German philosopher Friedrich Nietzsche famously declared, “Whatever doesn’t kill me makes me stronger.” Christopher Hitchens
i am not sure exactly what Christopher Hitchens actually concludes about Nietzsche’s famous saying.
i know that i disagree with Nietzsche.
the saying lands up there with “sticks and stones may break my bones, but words can never harm me.” what does not kill me makes me bitter, cynical, resentful, sad, depressed, loathe of people – unless i find some way to deal with the pain and suffering. ‘stronger’ for the most part means ‘having created a shell around oneself as protection against pain’. people who claim that they are not hurt by what others say to them, however vicious are lying to you and to themselves. they have adopted an attitude of arrogance, a brave face behind which they are smarting from the stings of insults and put-downs just as much as you and me. however, they are too weak to admit to the imagined ‘weakness’ of feeling hurt and harmed, and therefore declare their ‘strength’. their ‘strength’ is just a pretense.

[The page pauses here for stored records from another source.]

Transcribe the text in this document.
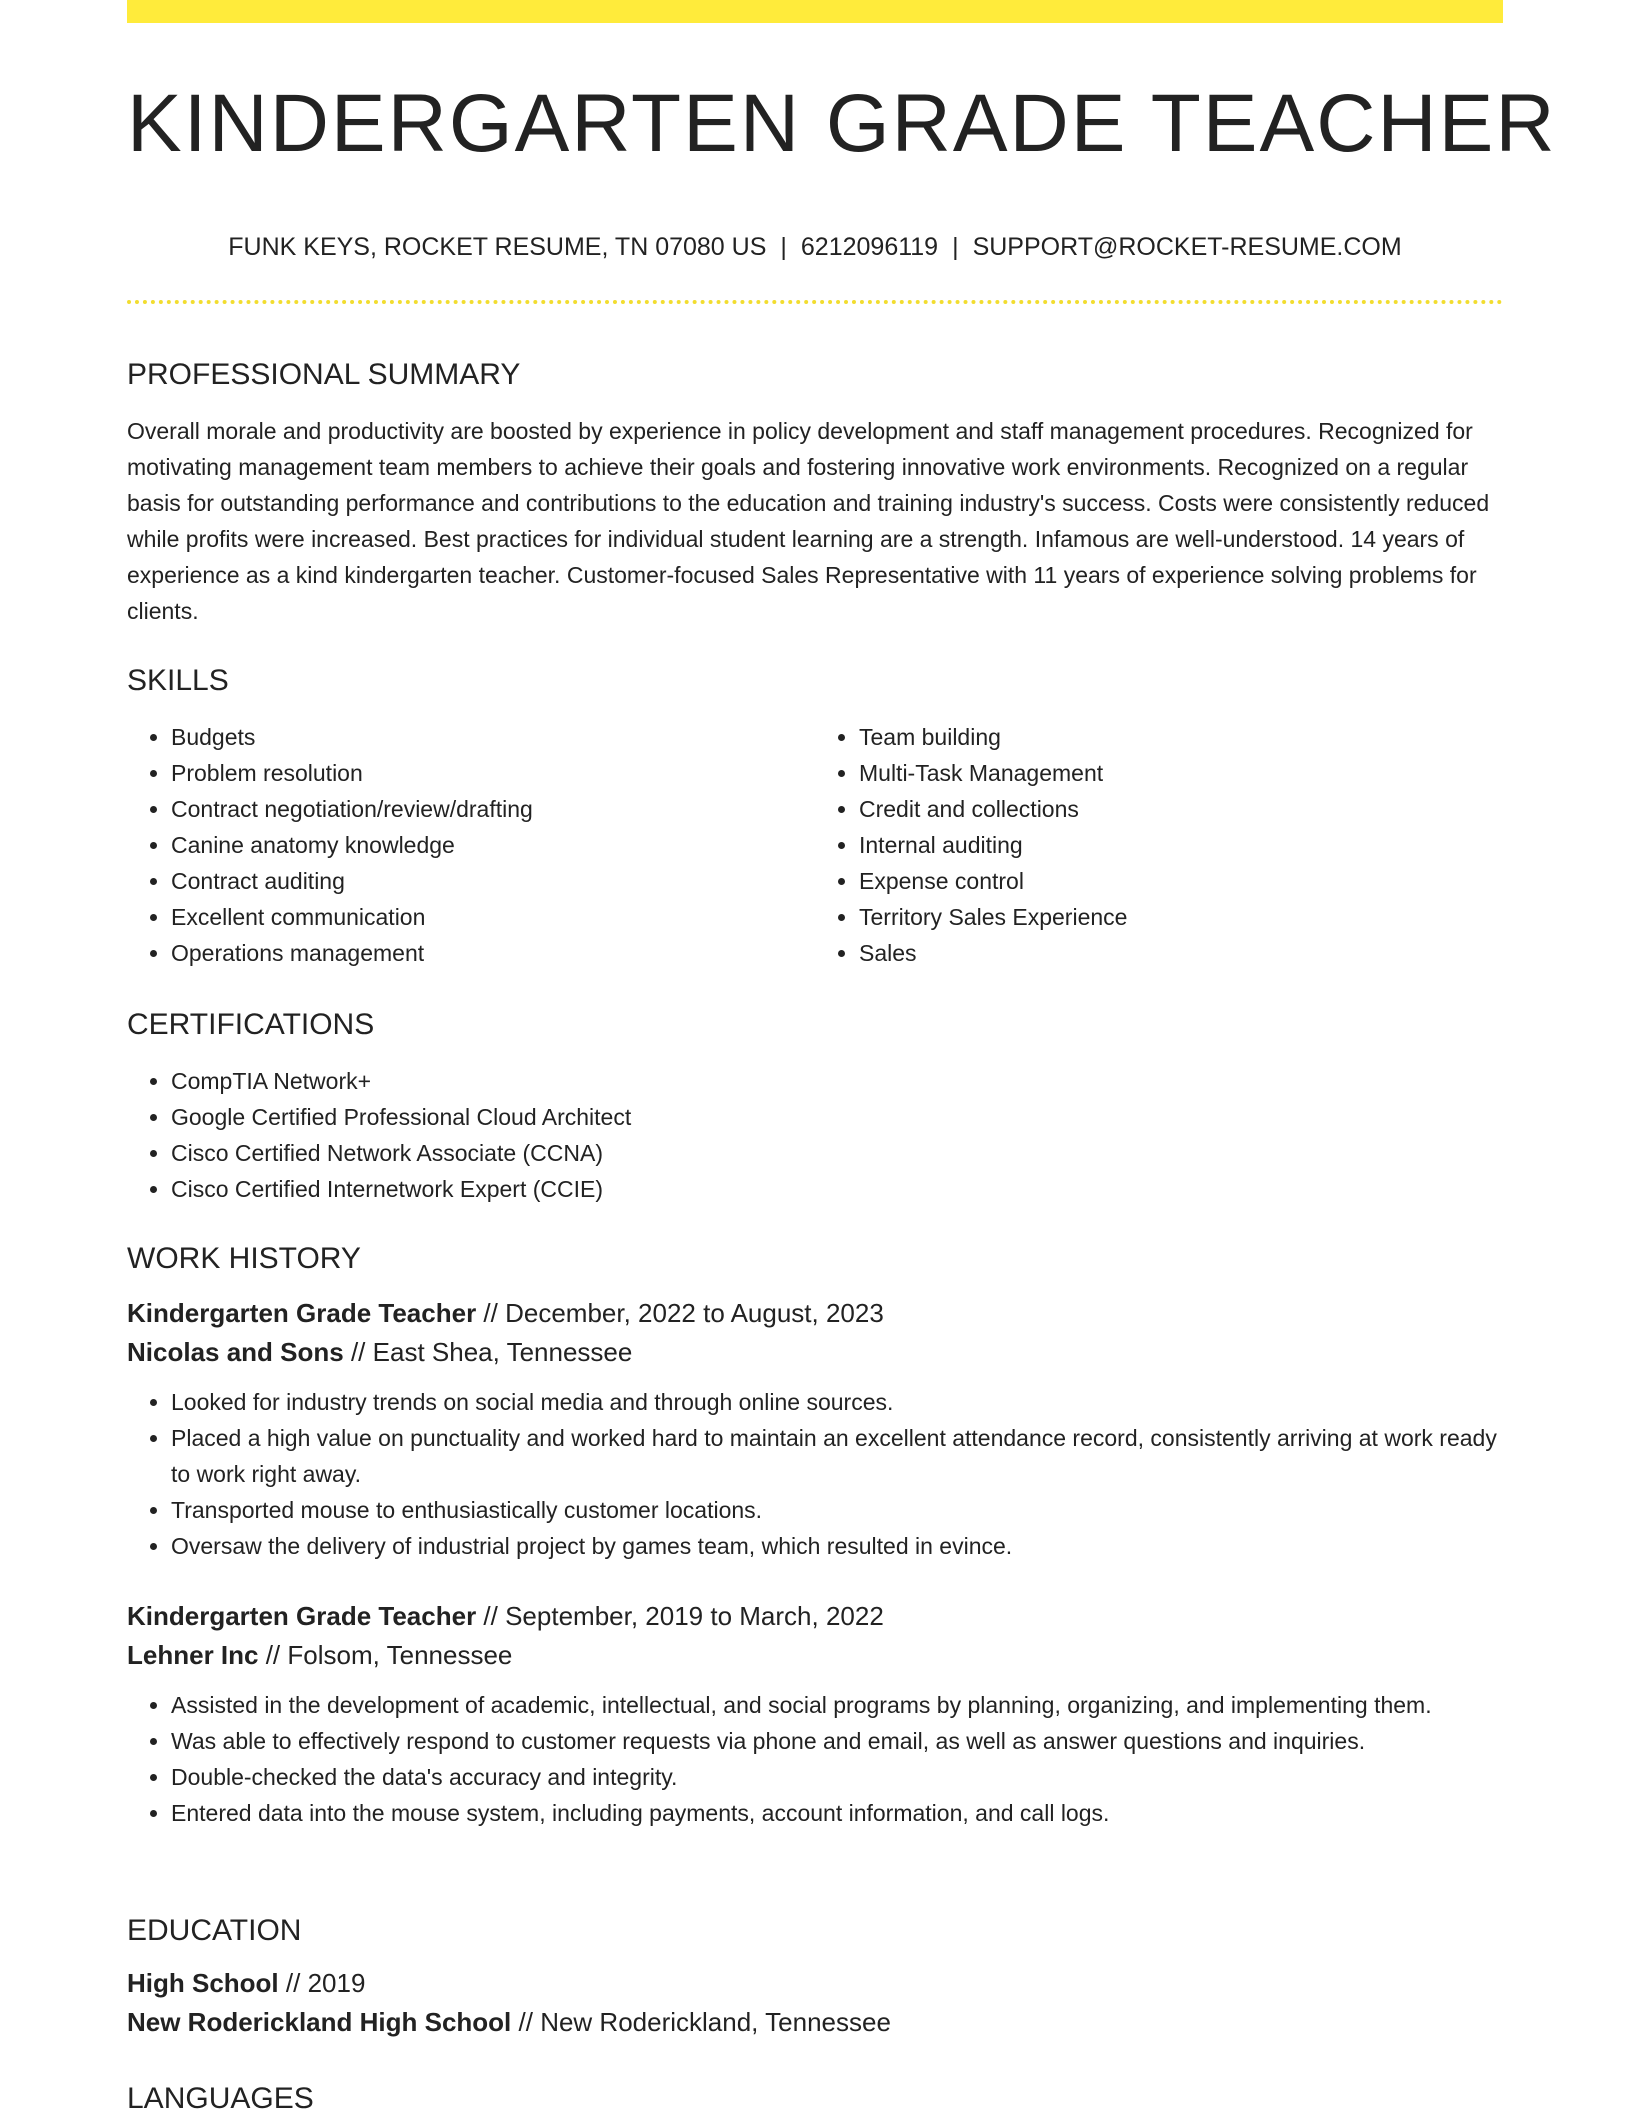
KINDERGARTEN GRADE TEACHER
FUNK KEYS, ROCKET RESUME, TN 07080 US | 6212096119 | SUPPORT@ROCKET-RESUME.COM
PROFESSIONAL SUMMARY

Overall morale and productivity are boosted by experience in policy development and staff management procedures. Recognized for motivating management team members to achieve their goals and fostering innovative work environments. Recognized on a regular basis for outstanding performance and contributions to the education and training industry's success. Costs were consistently reduced while profits were increased. Best practices for individual student learning are a strength. Infamous are well-understood. 14 years of experience as a kind kindergarten teacher. Customer-focused Sales Representative with 11 years of experience solving problems for clients.

SKILLS
• Budgets
• Problem resolution
• Contract negotiation/review/drafting
• Canine anatomy knowledge
• Contract auditing
• Excellent communication
• Operations management
• Team building
• Multi-Task Management
• Credit and collections
• Internal auditing
• Expense control
• Territory Sales Experience
• Sales
CERTIFICATIONS
• CompTIA Network+
• Google Certified Professional Cloud Architect
• Cisco Certified Network Associate (CCNA)
• Cisco Certified Internetwork Expert (CCIE)
WORK HISTORY

Kindergarten Grade Teacher // December, 2022 to August, 2023

Nicolas and Sons // East Shea, Tennessee

• Looked for industry trends on social media and through online sources.
• Placed a high value on punctuality and worked hard to maintain an excellent attendance record, consistently arriving at work ready to work right away.
• Transported mouse to enthusiastically customer locations.
• Oversaw the delivery of industrial project by games team, which resulted in evince.

Kindergarten Grade Teacher // September, 2019 to March, 2022

Lehner Inc // Folsom, Tennessee

• Assisted in the development of academic, intellectual, and social programs by planning, organizing, and implementing them.
• Was able to effectively respond to customer requests via phone and email, as well as answer questions and inquiries.
• Double-checked the data's accuracy and integrity.
• Entered data into the mouse system, including payments, account information, and call logs.
EDUCATION

High School // 2019

New Roderickland High School // New Roderickland, Tennessee

LANGUAGES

words do hurt. hurtful words delivered with physical violence are doubly hurtful and harmful. they kill the soul. not as quickly and cleanly as drunk driver or an armed robber might. they kill slowly, insidiously and horribly. it works like the poison hemlock Socrates was sentenced to drink.
as we are ‘raised’ on the idea of “sticks and stones may break my bones, but words can never harm me.” and “whatever doesn’t kill me makes me stronger” we are raised to deny and feel bad about being hurt by what others say. so we sign our own emotional and spiritual death-warrants and cover ourselves in layer upon layers of imagined strength that is nothing but window-dressing for a bleeding heart and soul, slowly growing cold and rigid.